Introduction
Mixture problems are very common in aptitude exams. They involve combining two or more ingredients (like milk & water, sugar solutions, metals, etc.) in a given ratio, and sometimes replacing or adding a part of the mixture.
These problems may look confusing, but with the ratio method, they become simple and quick to solve.
Pattern: Mixtures & Solutions
Pattern
The key idea:
If two ingredients are mixed in the ratio a : b, then in the total mixture:
Quantity of first ingredient = (a ÷ (a + b)) × Total
Quantity of second ingredient = (b ÷ (a + b)) × Total
Always divide total into ratio parts before solving further.
Step-by-Step Example
Question
A container has 60 litres of a mixture of milk and water in the ratio 2 : 1. Find the quantity of milk and water.
Solution
-
Step 1: Write the ratio and total.
Ratio = 2 : 1 → Total = 60 litres -
Step 2: Find total ratio parts.
2 + 1 = 3 parts -
Step 3: Find each part value.
1 part = 60 ÷ 3 = 20 litres -
Step 4: Allocate parts to each ingredient.
Milk = 2 parts = 2 × 20 = 40 litres
Water = 1 part = 1 × 20 = 20 litres -
Step 5: Final Answer.
Milk = 40 litres, Water = 20 litres -
Step 6: Quick Check.
Ratio check: 40 : 20 = 2 : 1 ✅ Sum check: 40 + 20 = 60 (matches total) ✅
Question
A container has 40 litres of pure milk. If 8 litres of milk is removed and replaced with water, what is the ratio of milk to water now?
Solution
-
Step 1: Initial mixture.
Initially, 40 litres = all milk (milk = 40, water = 0) -
Step 2: Remove 8 litres milk.
Milk left = 40 - 8 = 32 litres -
Step 3: Replace with water.
Add 8 litres water → Mixture = 32 milk + 8 water -
Step 4: Write ratio.
Ratio = 32 : 8 = 4 : 1 -
Step 5: Final Answer.
Milk : Water = 4 : 1 -
Step 6: Quick Check.
Total = 32 + 8 = 40 litres (same as initial) ✅ Ratio simplified correctly = 4 : 1 ✅
Quick Variations
When two mixtures are mixed: Calculate each part separately, then add totals and simplify ratio.

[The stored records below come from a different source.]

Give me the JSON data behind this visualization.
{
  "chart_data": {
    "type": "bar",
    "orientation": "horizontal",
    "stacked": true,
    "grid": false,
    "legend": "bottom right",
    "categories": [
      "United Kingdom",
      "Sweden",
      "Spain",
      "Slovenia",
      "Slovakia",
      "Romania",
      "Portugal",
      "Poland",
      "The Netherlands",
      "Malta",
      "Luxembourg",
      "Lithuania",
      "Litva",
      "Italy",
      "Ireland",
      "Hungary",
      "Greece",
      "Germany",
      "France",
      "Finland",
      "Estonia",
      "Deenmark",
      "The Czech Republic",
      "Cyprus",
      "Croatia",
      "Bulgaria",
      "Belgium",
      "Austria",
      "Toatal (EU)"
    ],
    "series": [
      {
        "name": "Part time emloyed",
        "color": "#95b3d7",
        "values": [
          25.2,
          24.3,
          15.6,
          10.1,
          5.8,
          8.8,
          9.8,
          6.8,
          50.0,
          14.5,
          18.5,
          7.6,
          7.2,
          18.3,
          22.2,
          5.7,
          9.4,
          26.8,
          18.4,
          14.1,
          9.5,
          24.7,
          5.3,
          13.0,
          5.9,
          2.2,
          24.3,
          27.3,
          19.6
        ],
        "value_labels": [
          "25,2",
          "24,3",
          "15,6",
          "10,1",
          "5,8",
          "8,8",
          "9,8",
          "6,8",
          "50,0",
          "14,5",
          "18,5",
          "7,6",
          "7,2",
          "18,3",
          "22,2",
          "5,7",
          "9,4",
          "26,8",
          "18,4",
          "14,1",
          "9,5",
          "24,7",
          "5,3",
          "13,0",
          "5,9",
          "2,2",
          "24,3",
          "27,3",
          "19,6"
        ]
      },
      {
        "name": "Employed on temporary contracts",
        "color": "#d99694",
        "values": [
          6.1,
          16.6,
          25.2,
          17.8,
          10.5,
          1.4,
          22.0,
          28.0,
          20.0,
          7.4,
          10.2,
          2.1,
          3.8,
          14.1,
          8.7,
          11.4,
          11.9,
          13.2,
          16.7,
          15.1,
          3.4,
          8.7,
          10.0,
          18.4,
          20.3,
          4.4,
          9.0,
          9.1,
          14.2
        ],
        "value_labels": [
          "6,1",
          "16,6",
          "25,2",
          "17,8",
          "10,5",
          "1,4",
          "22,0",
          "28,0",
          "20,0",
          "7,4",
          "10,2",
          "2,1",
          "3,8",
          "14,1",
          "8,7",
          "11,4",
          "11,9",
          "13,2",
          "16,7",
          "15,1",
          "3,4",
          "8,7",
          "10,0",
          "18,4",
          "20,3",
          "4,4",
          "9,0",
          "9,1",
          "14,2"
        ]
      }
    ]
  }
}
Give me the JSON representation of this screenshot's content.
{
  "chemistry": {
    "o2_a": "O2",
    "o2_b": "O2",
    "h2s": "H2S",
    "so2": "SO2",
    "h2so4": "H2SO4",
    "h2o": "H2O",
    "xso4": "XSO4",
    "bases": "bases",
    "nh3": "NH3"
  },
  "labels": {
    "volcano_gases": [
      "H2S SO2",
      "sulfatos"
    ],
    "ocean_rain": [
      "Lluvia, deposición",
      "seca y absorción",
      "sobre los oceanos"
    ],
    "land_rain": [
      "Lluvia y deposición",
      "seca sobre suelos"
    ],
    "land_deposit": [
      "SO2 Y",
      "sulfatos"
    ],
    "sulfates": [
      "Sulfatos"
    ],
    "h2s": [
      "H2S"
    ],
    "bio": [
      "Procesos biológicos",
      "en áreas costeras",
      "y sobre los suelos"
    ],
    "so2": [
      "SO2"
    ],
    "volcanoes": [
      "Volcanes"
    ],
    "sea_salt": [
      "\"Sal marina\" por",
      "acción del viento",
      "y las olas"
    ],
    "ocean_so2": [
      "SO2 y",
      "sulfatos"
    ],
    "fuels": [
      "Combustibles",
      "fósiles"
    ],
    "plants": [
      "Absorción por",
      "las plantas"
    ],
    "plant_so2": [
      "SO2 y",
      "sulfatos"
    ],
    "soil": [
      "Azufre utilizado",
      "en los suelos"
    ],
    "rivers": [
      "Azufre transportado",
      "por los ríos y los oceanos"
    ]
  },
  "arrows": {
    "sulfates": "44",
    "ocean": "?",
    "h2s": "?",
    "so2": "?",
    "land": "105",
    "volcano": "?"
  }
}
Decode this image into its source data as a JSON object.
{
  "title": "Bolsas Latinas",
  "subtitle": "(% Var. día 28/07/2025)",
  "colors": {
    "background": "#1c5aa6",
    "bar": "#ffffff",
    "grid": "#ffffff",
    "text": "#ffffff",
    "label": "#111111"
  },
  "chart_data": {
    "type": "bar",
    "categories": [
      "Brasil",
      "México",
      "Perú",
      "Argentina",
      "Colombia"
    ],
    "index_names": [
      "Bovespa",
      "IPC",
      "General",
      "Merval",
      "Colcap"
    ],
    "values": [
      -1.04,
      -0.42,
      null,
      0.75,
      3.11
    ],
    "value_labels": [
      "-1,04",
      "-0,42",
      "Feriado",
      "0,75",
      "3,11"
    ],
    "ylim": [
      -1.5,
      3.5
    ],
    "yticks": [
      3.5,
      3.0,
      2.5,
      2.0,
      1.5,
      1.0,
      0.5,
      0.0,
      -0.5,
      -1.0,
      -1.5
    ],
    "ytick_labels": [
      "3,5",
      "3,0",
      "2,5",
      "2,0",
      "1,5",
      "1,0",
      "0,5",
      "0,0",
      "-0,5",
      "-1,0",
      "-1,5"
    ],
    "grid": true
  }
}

Replacement type: Remove and replace method → reduce first, then add new part.
Concentration type: In solutions, percentage concentration can be treated like ratio parts.
Trick to Always Use
- Step 1: Add ratio parts (a + b).
- Step 2: Each part = Total ÷ (a + b).
- Step 3: Multiply by each ratio term to get quantities.
- Step 4: For replacement, subtract first → then add new.
- Step 5: Always verify by checking total and ratio again.
Summary
Summary
Mixture questions are solved using the ratio method:
- Formula: Part = (ratio term ÷ sum of terms) × total
- Replacement: Subtract removed → Add new part
- Check: Ratio must match, total must remain consistent
Once you practice, mixture questions become very quick to solve in exams.
Hint: Divide total into ratio parts, then multiply by required term.
Common Mistakes: Taking 1/2 of 60 instead of using ratio parts.